In 1992 Researcher Dietmar Schmidtbleicher explained that there are effectively two phases to the stretch-shortening cycle (stretch reflex) that is paramount to plyometric training. A fast component, where contact times should be less than 250ms, and a slower component where contact times can be up to around 350ms. If your goal is to specifically target activities such as sprinting, then you really want to focus on the left side of the curve, with contact times around the 80-120 millisecond range.
Coaching Good Contact Times
As you can see, there is a very small difference between what is right and wrong in plyometric training. To maximize benefits and minimize injury risk, you need to ensure your athletes are hitting the appropriate contact times for the exercise they have chosen. If they can’t, then they should probably stop doing the exercise.
Making judgements of 50 milliseconds one way or the other is challenging with the naked eye, even for an experienced coach. Even if you can “spot a good contact”, it is then often very hard to communicate this to the athlete and have them truly understand what a good contact time should feel like. I’m sure we have all used cues like “imagine you are jumping on hot coals” to try and get athletes to understand the importance of getting off the ground as quickly as possible.

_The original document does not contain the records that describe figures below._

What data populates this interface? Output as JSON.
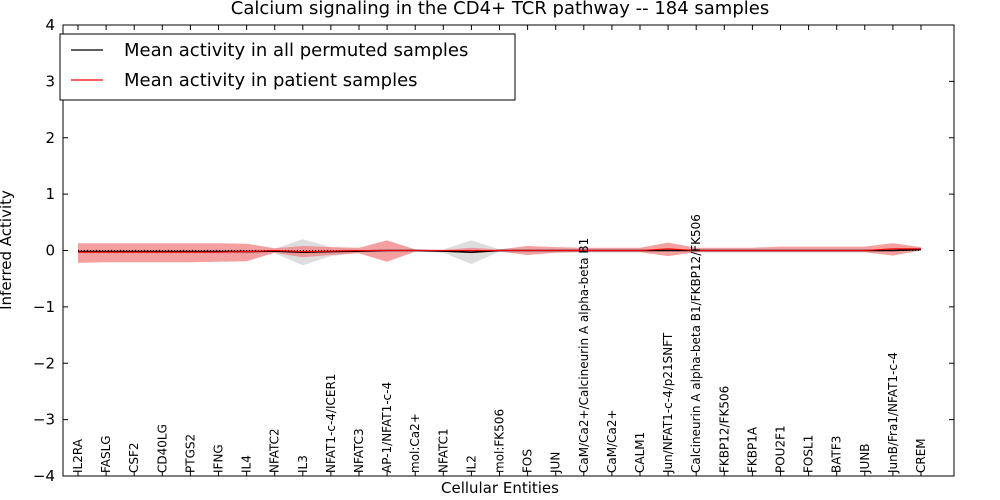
{
  "chart_data": {
    "type": "line",
    "title": "Calcium signaling in the CD4+ TCR pathway -- 184 samples",
    "xlabel": "Cellular Entities",
    "ylabel": "Inferred Activity",
    "ylim": [
      -4,
      4
    ],
    "yticks": [
      -4,
      -3,
      -2,
      -1,
      0,
      1,
      2,
      3,
      4
    ],
    "ytick_labels": [
      "−4",
      "−3",
      "−2",
      "−1",
      "0",
      "1",
      "2",
      "3",
      "4"
    ],
    "legend_position": "top-left",
    "categories": [
      "IL2RA",
      "FASLG",
      "CSF2",
      "CD40LG",
      "PTGS2",
      "IFNG",
      "IL4",
      "NFATC2",
      "IL3",
      "NFAT1-c-4/ICER1",
      "NFATC3",
      "AP-1/NFAT1-c-4",
      "mol:Ca2+",
      "NFATC1",
      "IL2",
      "mol:FK506",
      "FOS",
      "JUN",
      "CaM/Ca2+/Calcineurin A alpha-beta B1",
      "CaM/Ca2+",
      "CALM1",
      "Jun/NFAT1-c-4/p21SNFT",
      "Calcineurin A alpha-beta B1/FKBP12/FK506",
      "FKBP12/FK506",
      "FKBP1A",
      "POU2F1",
      "FOSL1",
      "BATF3",
      "JUNB",
      "JunB/Fra1/NFAT1-c-4",
      "CREM"
    ],
    "series": [
      {
        "name": "Mean activity in all permuted samples",
        "color": "#000000",
        "values": [
          -0.02,
          -0.02,
          -0.02,
          -0.02,
          -0.02,
          -0.02,
          -0.02,
          -0.01,
          -0.03,
          -0.02,
          -0.01,
          0.0,
          0.0,
          -0.01,
          -0.03,
          0.0,
          0.0,
          0.0,
          0.0,
          0.0,
          0.0,
          0.0,
          0.0,
          0.0,
          0.0,
          0.0,
          0.0,
          0.0,
          0.0,
          0.0,
          0.02
        ],
        "band_upper": [
          0.02,
          0.02,
          0.02,
          0.02,
          0.02,
          0.02,
          0.02,
          0.03,
          0.2,
          0.06,
          0.02,
          0.02,
          0.02,
          0.02,
          0.18,
          0.02,
          0.02,
          0.02,
          0.02,
          0.02,
          0.02,
          0.02,
          0.02,
          0.02,
          0.02,
          0.02,
          0.02,
          0.02,
          0.02,
          0.02,
          0.04
        ],
        "band_lower": [
          -0.06,
          -0.06,
          -0.06,
          -0.06,
          -0.06,
          -0.06,
          -0.06,
          -0.05,
          -0.26,
          -0.1,
          -0.04,
          -0.02,
          -0.02,
          -0.04,
          -0.24,
          -0.02,
          -0.02,
          -0.02,
          -0.02,
          -0.02,
          -0.02,
          -0.02,
          -0.02,
          -0.02,
          -0.02,
          -0.02,
          -0.02,
          -0.02,
          -0.02,
          -0.02,
          0.0
        ],
        "band_color": "#d9d9d9"
      },
      {
        "name": "Mean activity in patient samples",
        "color": "#ff0000",
        "values": [
          -0.03,
          -0.03,
          -0.03,
          -0.03,
          -0.03,
          -0.03,
          -0.02,
          0.0,
          -0.02,
          -0.01,
          0.0,
          0.0,
          0.0,
          0.0,
          0.0,
          0.0,
          0.0,
          0.0,
          0.0,
          0.0,
          0.0,
          0.03,
          0.0,
          0.0,
          0.0,
          0.0,
          0.0,
          0.0,
          0.0,
          0.03,
          0.03
        ],
        "band_upper": [
          0.13,
          0.13,
          0.13,
          0.13,
          0.13,
          0.13,
          0.12,
          0.04,
          0.08,
          0.06,
          0.05,
          0.18,
          0.02,
          0.01,
          0.05,
          0.02,
          0.08,
          0.06,
          0.05,
          0.05,
          0.05,
          0.14,
          0.05,
          0.05,
          0.05,
          0.07,
          0.07,
          0.07,
          0.07,
          0.13,
          0.06
        ],
        "band_lower": [
          -0.22,
          -0.21,
          -0.21,
          -0.21,
          -0.21,
          -0.2,
          -0.19,
          -0.04,
          -0.12,
          -0.08,
          -0.05,
          -0.2,
          -0.02,
          -0.02,
          -0.05,
          -0.02,
          -0.08,
          -0.04,
          -0.03,
          -0.03,
          -0.03,
          -0.1,
          -0.03,
          -0.03,
          -0.03,
          -0.03,
          -0.03,
          -0.03,
          -0.03,
          -0.09,
          0.0
        ],
        "band_color": "#f08080"
      }
    ]
  }
}
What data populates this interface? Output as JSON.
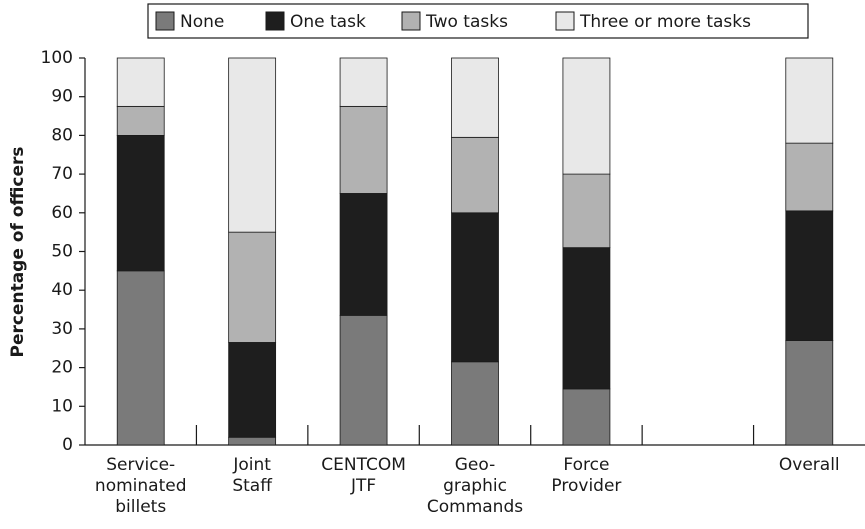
{
  "chart_data": {
    "type": "stacked_bar",
    "y_label": "Percentage of officers",
    "categories": [
      [
        "Service-",
        "nominated",
        "billets"
      ],
      [
        "Joint",
        "Staff"
      ],
      [
        "CENTCOM",
        "JTF"
      ],
      [
        "Geo-",
        "graphic",
        "Commands"
      ],
      [
        "Force",
        "Provider"
      ],
      null,
      [
        "Overall"
      ]
    ],
    "series": [
      {
        "name": "None",
        "color": "#7a7a7a",
        "values": [
          45,
          2,
          33.5,
          21.5,
          14.5,
          null,
          27
        ]
      },
      {
        "name": "One task",
        "color": "#1e1e1e",
        "values": [
          35,
          24.5,
          31.5,
          38.5,
          36.5,
          null,
          33.5
        ]
      },
      {
        "name": "Two tasks",
        "color": "#b2b2b2",
        "values": [
          7.5,
          28.5,
          22.5,
          19.5,
          19,
          null,
          17.5
        ]
      },
      {
        "name": "Three or more tasks",
        "color": "#e8e8e8",
        "values": [
          12.5,
          45,
          12.5,
          20.5,
          30,
          null,
          22
        ]
      }
    ],
    "ylim": [
      0,
      100
    ],
    "yticks": [
      0,
      10,
      20,
      30,
      40,
      50,
      60,
      70,
      80,
      90,
      100
    ],
    "legend": "top"
  }
}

Technology to the Rescue: Making it Objective
When we first developed our SMARTJUMP system the focus was mainly on testing jump height. We soon realized however that contact times between jumps was something that could be used to aid in coaching.
We then found that whilst telling an athlete after their set what their contact times were, it still wasn’t completely effective – the athletes would often struggle to understand how much they needed to adjust. So we then added a real-time feedback function, whereby the coach could put in a goal contact time depending on their target exercise and while the athlete is jumping, they can get immediate feedback from the unit – even while they were in the air between jumps. So within a few milliseconds of leaving the ground, they had real-time feedback on the contact time they had just made.

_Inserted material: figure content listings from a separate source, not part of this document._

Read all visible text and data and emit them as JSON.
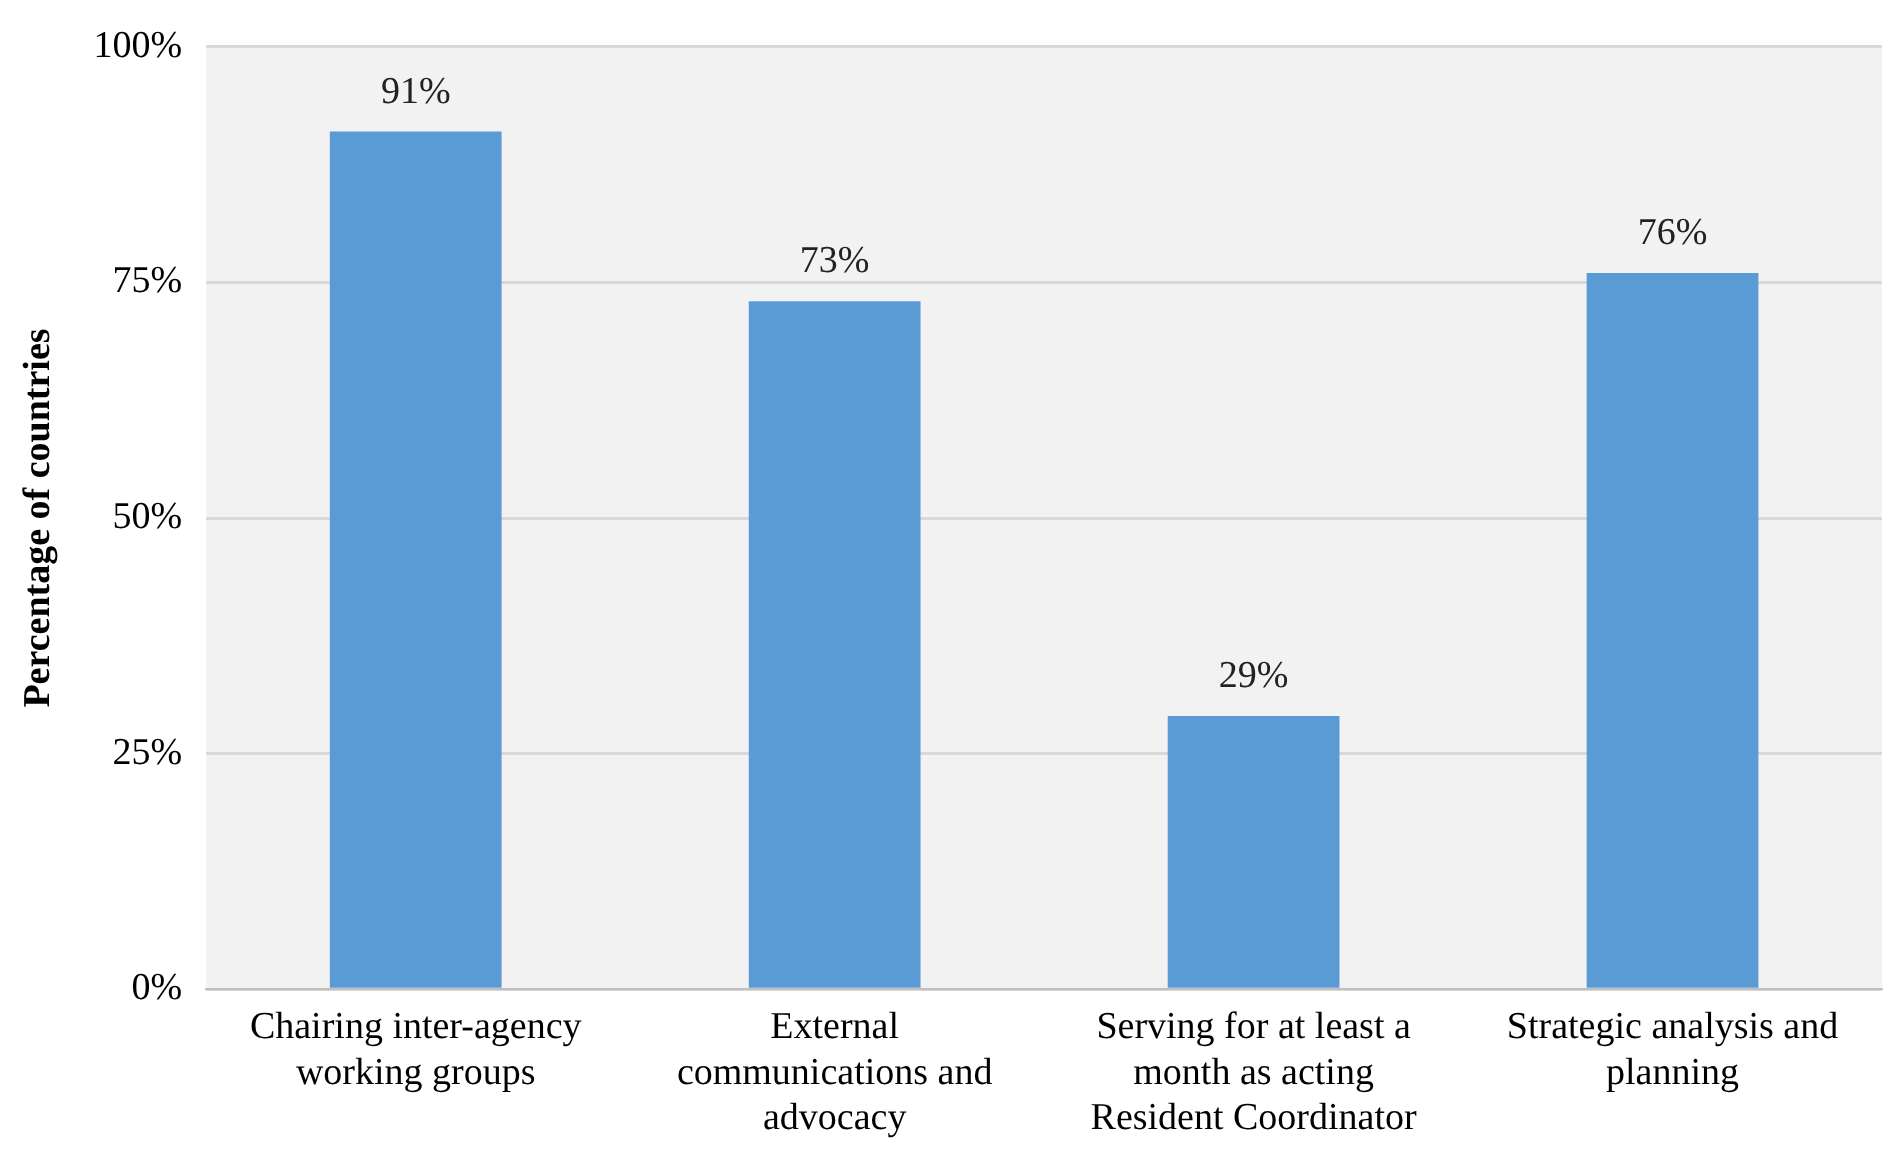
{
  "chart_data": {
    "type": "bar",
    "ylabel": "Percentage of countries",
    "categories": [
      "Chairing inter-agency working groups",
      "External communications and advocacy",
      "Serving for at least a month as acting Resident Coordinator",
      "Strategic analysis and planning"
    ],
    "values": [
      91,
      73,
      29,
      76
    ],
    "color": "#5b9bd5",
    "value_labels": [
      "91%",
      "73%",
      "29%",
      "76%"
    ],
    "ylim": [
      0,
      100
    ],
    "yticks": [
      {
        "value": 0,
        "label": "0%"
      },
      {
        "value": 25,
        "label": "25%"
      },
      {
        "value": 50,
        "label": "50%"
      },
      {
        "value": 75,
        "label": "75%"
      },
      {
        "value": 100,
        "label": "100%"
      }
    ],
    "grid": "y",
    "legend": false
  }
}
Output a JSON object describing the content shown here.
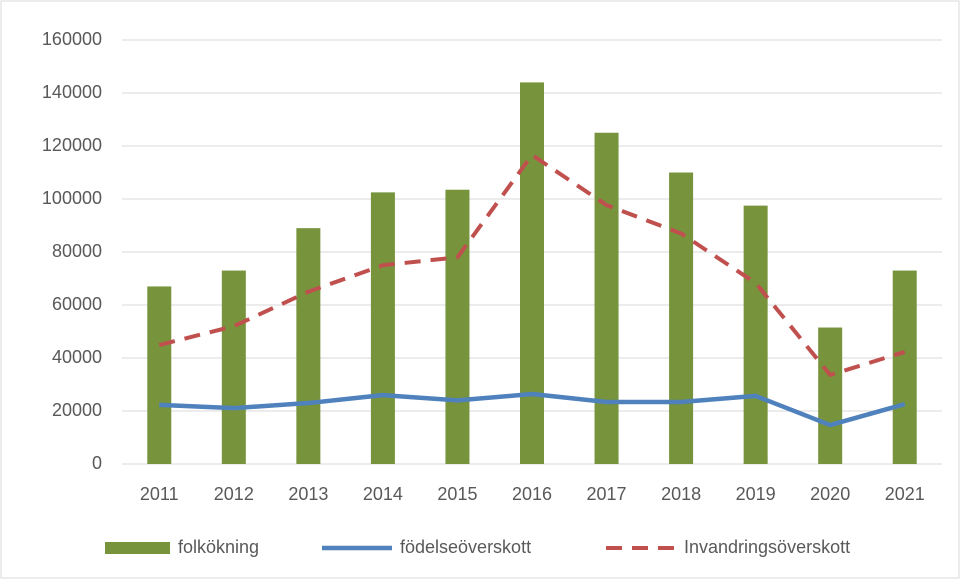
{
  "chart_data": {
    "type": "combo",
    "categories": [
      "2011",
      "2012",
      "2013",
      "2014",
      "2015",
      "2016",
      "2017",
      "2018",
      "2019",
      "2020",
      "2021"
    ],
    "series": [
      {
        "name": "folkökning",
        "type": "bar",
        "color": "#77933c",
        "values": [
          67000,
          73000,
          89000,
          102500,
          103500,
          144000,
          125000,
          110000,
          97500,
          51500,
          73000
        ]
      },
      {
        "name": "födelseöverskott",
        "type": "line",
        "color": "#4f81bd",
        "values": [
          22300,
          21100,
          23000,
          26000,
          24000,
          26400,
          23400,
          23400,
          25700,
          14700,
          22600
        ]
      },
      {
        "name": "Invandringsöverskott",
        "type": "line",
        "dashed": true,
        "color": "#c0504d",
        "values": [
          44900,
          52000,
          65000,
          75000,
          78000,
          116600,
          97700,
          87000,
          68300,
          33600,
          42300
        ]
      }
    ],
    "ylim": [
      0,
      160000
    ],
    "yticks": [
      0,
      20000,
      40000,
      60000,
      80000,
      100000,
      120000,
      140000,
      160000
    ],
    "grid": true,
    "legend": "bottom"
  }
}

This was the real breakthrough point. Not only were we now able to measure the contact time very accurately, but by providing real-time audio and visual feedback, the athletes could actually “get a feel” very quickly for the right contact time, and within 1-2 sets of trying, they were “in the zone” for that exercise. By offering the feedback immediately in a really simple form (green is good, red is bad), athletes could use trial and error during a set to figure out what a good contact should feel like.
Here’s the Catch: Focusing on Contact Time Alone is Not Enough
When we started using SMARTJUMP with athletes, we quickly found that athletes could stay under the desired contact time quite easily – if they didn’t try to jump as high as they could. Whilst nice and safe, the training effect was lost because there was no longer overload on the muscles to produce power.

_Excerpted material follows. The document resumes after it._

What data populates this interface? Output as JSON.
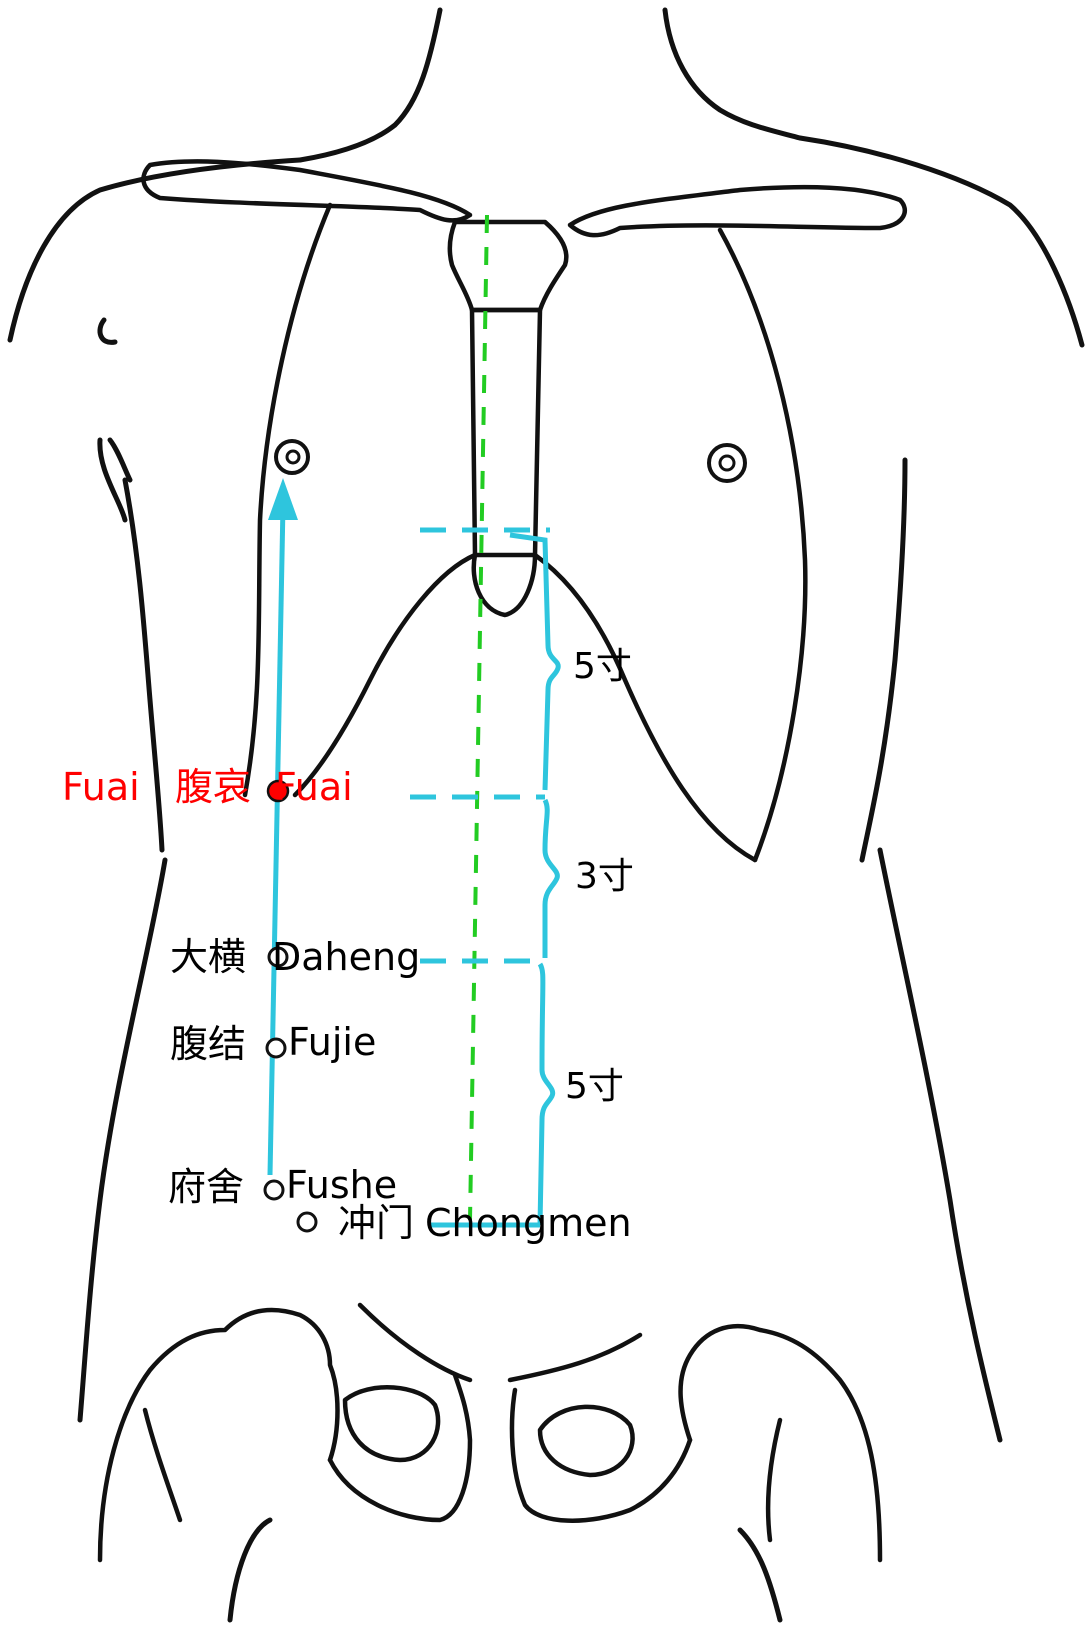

So, we added secondary feedback – not only providing feedback on the contact time, but also on the power that was generated during the contact time. As you will see in the following video, the athlete now receives instant feedback during the jump set on both the contact time quality and the jump power or height.
The goal of training over time should be to either maintain contact time or increase power output (jump height) or to decrease contact time while maintaining power output and jump height.
After 10 years in the market there are many client examples of the use of SMARTJUMP feedback in training on Youtube and we have assembled some great examples below. We have worked with a variety of clients and athlete groups from young children through to the world’s highest paid athletes and we have seen them use plyometric training safely and effectively throughout all stages of the training year, even leading into grand finals.
The key is simply to ensure that plyometric training is all about quality and not quantity . If you don’t have access to objective technology like SMARTJUMP, then you need to start with fast contact time activities and really focus on being fast off the ground before starting to introduce load or combined focus on power and height. Using technology which is objective provides the added benefit of being able to get your athletes hitting the desired targets immediately and without subjective doubt, allowing for progression to occur more quickly yet still in a safe manner.
Schmidtbleicher D (1992) Training for power events. In: Komi PV (eds) Strength and power in sport. Blackwell, London, pp 381–395
Fleck, S.J. and Kraemer, W.J. (1997) Designing Resistance Training Programs. 1st Edition. Human Kinetics, Champaign, Ill.